The whole world is trying to adapt to the new realities in the post Covid-19 era, and Oscar-nominated filmmaker Kenneth Branagh feels that the new normal will not be as “abnormal as people fear”.
As cinemas remain closed in several places around the world, the pandemic is changing the way people consume talent, with OTT emerging the big winner.
“It’s significantly changing it right now,” Kenneth Branagh said while talking about the future of the movie industry after the pandemic.
“(The truth is ) your guess is as good as mine. When the ban is lifted, will you rush back to see a movie in a theatre? Or has your life made you think ‘I rather like home entertainment’. I personally want to get back to the movies. But I don’t know how widespread that will be. If there is risk involved, of course, people will be cautious and if that happens, it will change things. But I believe that the new normal won’t be as abnormal as people fear,” Kenneth Branagh explained.
Kenneth Branagh’s own film “Artemis Fowl”, which was planned for a theatrical release, went the digital route due to the disruptions caused by the virus crisis. The movie was released in India on June 12 on Disney+ Hotstar.
“It just became inevitable for this film… From my beginnings with the movie, which was to read the book in the company of my nephews who said you got to make this film, this is before anybody talked to me about it from Disney, to all the way to now those same nephews saying ‘when can we see it?’… When they heard it was going on Disney Plus, they were very excited. So I’m glad that a movie went to family audiences in these circumstances with its energy, its velocity and its sense of adventure,” he added.
Branagh is credited for translating several works of literature into cinematic gems — from Shakespearean classics to superhero comic books to Agatha Christie whodunit to fantasy stories. His filmography is filled with critically-acclaimed projects, including “Henry V”, “Much Ado About Nothing”, “Othello” and “Hamlet”, “Murder On The Orient Express”, “Thor” and “Cinderella”.

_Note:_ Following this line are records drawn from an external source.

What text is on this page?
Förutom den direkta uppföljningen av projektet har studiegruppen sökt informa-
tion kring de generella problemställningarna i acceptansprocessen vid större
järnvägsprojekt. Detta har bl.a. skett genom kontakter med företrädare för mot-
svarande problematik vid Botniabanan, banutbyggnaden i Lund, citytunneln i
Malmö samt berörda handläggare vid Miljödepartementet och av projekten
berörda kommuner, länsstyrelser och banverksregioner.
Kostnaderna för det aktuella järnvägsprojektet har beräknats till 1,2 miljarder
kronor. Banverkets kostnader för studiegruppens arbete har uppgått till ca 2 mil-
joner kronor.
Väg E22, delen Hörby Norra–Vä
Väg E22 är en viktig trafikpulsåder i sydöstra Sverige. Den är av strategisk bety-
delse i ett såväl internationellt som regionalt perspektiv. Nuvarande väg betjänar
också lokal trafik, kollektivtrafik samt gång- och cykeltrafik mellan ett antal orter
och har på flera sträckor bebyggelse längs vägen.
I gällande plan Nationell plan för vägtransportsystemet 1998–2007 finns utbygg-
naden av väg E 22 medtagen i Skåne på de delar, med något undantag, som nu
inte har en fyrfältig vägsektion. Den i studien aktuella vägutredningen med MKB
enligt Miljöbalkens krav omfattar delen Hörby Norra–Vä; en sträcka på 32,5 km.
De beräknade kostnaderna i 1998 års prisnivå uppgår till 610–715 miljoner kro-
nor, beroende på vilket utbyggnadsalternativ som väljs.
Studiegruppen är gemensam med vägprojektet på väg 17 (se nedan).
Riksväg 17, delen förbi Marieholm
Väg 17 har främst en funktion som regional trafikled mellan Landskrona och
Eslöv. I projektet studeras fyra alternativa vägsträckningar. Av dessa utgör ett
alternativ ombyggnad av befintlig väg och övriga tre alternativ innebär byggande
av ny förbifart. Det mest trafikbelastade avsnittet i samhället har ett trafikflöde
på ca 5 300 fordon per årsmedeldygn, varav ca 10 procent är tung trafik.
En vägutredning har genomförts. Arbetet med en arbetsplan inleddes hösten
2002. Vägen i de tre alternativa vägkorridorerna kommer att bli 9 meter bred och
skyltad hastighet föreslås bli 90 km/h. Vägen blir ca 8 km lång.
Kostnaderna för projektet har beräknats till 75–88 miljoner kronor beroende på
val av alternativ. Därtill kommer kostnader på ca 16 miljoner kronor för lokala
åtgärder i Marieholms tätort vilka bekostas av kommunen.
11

Talking about his evolution, he said: “Evolution for me is to try and be quicker to find what is the essential point of something and trying to reduce that to its essence and make it as tight, short and rich as possible. So, it’s, I guess, heading towards a simpler approach to storytelling that doesn’t mean that it cannot be complex. But your entry point is something very direct, simple, honest and universal.”